In the domain of language and reasoning, we have carried out a number of projects, including:
a) We have developed a new empirical method to assess how well models of word naming can generalize to novel words. This method will make it much easier to carry out future studies and evaluate computational models in the future (Gubian et al., in press)
b) We have shown that recurrent networks do not capture some fundamental syntactic generalizations that humans do, including the well-known ‘Principle-C’ constraint (Mitchell & Bowers., 2019), and can learn unstructured languages unlike any human language and that would be difficult if not impossible to learn (Mitchell & Bowers, 2020).
c) We have shown that standard DNNs that have been claimed to support same/different visual reasoning in fact fail when tested appropriately (Puebla & Bowers, 2021), and even models designed to solve relational reasoning fail (Pueble & Bowers, in preparation).
d) We have developed new network architectures that support more widespread generalizations than standard models.
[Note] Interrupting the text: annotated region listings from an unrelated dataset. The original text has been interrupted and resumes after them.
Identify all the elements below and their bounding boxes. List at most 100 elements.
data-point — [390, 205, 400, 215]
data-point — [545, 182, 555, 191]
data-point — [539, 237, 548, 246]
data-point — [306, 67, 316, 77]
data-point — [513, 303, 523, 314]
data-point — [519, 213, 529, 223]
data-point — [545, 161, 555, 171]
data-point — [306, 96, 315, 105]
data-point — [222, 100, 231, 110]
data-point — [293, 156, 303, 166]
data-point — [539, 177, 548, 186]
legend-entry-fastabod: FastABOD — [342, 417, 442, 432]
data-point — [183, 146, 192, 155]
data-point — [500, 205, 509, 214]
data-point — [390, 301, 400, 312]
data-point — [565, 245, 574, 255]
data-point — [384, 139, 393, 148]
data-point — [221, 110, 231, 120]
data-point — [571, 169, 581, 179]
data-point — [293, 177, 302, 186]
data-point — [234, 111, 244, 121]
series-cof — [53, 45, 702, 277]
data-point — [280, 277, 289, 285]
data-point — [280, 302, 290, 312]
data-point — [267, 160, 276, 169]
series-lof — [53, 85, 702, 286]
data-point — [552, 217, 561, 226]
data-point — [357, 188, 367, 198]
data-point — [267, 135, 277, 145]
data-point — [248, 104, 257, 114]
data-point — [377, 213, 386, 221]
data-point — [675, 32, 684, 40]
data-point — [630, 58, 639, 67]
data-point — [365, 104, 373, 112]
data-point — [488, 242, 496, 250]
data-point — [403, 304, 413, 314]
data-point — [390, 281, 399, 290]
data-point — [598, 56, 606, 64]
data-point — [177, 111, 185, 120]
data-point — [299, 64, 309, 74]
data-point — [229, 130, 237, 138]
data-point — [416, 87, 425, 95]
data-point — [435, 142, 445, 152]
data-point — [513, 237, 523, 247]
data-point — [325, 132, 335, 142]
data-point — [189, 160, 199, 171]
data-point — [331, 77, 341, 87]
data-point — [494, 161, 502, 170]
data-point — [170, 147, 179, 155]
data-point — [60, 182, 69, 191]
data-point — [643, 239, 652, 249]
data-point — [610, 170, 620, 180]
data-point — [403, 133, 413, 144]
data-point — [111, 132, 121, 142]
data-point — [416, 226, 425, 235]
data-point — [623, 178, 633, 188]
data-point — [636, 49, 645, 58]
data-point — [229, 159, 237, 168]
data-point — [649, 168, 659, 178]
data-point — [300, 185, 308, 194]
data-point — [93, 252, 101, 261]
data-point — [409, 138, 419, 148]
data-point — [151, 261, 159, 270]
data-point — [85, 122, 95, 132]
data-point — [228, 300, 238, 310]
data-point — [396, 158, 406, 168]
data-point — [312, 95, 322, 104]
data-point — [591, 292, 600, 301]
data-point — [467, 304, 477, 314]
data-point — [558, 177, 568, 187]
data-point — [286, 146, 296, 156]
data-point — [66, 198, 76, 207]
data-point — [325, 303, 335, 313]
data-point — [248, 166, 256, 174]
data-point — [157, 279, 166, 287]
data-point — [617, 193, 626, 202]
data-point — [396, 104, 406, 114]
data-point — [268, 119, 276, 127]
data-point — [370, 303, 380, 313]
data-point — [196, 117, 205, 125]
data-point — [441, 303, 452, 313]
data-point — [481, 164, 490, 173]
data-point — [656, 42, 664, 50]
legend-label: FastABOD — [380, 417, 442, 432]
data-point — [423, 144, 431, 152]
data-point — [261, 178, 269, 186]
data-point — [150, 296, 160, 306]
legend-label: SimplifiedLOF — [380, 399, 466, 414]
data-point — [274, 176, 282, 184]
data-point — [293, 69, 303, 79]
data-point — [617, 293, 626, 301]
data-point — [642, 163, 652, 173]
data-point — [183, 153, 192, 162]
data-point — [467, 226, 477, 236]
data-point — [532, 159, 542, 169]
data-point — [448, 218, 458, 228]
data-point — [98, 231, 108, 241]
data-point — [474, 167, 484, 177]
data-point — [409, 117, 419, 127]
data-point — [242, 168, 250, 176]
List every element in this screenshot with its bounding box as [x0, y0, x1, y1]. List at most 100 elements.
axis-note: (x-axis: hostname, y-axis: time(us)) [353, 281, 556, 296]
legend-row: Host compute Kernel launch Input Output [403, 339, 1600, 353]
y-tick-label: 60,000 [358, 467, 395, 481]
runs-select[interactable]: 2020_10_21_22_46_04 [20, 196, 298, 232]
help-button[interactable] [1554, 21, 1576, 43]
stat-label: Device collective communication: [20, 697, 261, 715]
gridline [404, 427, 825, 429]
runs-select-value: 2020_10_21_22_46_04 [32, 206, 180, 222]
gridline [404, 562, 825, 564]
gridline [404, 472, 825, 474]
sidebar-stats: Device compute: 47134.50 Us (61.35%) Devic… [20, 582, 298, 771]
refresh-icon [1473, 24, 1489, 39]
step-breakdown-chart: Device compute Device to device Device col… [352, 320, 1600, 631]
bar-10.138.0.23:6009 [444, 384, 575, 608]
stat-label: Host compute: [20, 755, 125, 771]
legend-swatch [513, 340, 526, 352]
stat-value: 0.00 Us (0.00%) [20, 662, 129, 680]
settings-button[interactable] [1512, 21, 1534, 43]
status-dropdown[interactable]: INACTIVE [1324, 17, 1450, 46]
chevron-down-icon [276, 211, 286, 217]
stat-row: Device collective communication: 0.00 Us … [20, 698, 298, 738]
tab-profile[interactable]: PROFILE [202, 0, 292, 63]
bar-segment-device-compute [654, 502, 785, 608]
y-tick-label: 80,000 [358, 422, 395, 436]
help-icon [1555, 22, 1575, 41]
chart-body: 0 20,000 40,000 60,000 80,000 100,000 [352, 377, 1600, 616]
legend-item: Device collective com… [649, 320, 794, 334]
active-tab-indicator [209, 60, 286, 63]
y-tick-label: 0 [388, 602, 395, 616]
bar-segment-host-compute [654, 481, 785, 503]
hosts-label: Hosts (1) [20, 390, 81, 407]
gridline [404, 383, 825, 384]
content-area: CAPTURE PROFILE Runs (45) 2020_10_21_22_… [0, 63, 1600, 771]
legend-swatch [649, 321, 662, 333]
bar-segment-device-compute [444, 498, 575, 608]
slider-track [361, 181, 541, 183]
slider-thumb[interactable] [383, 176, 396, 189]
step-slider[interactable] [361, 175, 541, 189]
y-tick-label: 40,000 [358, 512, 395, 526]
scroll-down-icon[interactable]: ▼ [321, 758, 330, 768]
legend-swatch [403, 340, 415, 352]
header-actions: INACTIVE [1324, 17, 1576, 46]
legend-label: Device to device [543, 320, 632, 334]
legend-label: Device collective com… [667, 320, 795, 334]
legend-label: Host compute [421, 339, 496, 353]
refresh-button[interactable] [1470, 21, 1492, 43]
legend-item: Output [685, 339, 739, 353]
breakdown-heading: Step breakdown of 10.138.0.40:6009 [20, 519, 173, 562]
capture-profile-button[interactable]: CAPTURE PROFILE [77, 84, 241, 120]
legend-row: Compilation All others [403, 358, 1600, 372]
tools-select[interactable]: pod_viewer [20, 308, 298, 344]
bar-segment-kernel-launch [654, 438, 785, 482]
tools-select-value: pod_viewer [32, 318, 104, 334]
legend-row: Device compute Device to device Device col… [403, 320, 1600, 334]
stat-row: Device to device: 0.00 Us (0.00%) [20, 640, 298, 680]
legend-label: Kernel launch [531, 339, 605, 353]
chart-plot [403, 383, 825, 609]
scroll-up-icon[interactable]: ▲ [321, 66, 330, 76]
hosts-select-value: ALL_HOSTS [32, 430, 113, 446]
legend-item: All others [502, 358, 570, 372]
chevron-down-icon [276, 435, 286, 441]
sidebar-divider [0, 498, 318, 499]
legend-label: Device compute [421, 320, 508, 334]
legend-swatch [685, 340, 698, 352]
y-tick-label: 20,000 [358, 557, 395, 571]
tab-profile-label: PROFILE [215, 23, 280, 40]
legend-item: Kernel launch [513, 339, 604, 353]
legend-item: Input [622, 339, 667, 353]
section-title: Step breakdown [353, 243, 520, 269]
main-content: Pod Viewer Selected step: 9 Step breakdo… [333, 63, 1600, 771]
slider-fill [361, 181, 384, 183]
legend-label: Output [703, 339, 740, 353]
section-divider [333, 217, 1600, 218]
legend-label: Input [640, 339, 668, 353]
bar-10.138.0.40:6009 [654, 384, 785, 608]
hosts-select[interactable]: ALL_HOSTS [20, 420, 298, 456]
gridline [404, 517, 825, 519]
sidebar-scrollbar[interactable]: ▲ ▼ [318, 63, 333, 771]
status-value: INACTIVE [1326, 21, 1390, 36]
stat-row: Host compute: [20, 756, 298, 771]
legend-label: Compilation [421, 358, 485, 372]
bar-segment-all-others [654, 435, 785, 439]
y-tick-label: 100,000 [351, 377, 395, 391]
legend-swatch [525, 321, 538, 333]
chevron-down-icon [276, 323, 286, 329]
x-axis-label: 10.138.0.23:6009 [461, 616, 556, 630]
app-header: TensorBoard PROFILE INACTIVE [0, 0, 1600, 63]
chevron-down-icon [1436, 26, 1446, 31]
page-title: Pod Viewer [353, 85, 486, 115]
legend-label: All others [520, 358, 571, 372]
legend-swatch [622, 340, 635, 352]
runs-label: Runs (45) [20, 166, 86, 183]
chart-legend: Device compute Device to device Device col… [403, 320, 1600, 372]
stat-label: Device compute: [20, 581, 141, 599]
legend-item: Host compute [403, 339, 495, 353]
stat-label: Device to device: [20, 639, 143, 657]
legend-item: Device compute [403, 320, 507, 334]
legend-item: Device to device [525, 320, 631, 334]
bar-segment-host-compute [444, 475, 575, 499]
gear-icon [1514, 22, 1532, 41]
This includes solving tasks that Gary Marcus claim require symbols. In these models we used convolutions in a novel way (Evans & Bowers, 2021).
e) We have introduced a new way of representing symbols in conventional network architectures (so-called VARS representations) that allow networks to better support combinatorial generalization in the domain of a simple memory task and in a visual reasoning task (Vankov & Bowers, 2019).
f) We have found that networks that learn disentangled representations continue to fail in combinatorial generalization tasks (Montero et al., 2021, 2022).
g) We have found that models of spoken word identification show some similarities to human speech, but they also differ in fundamental ways suggesting that current models are missing key features of human system (Adolfi et al., 2022).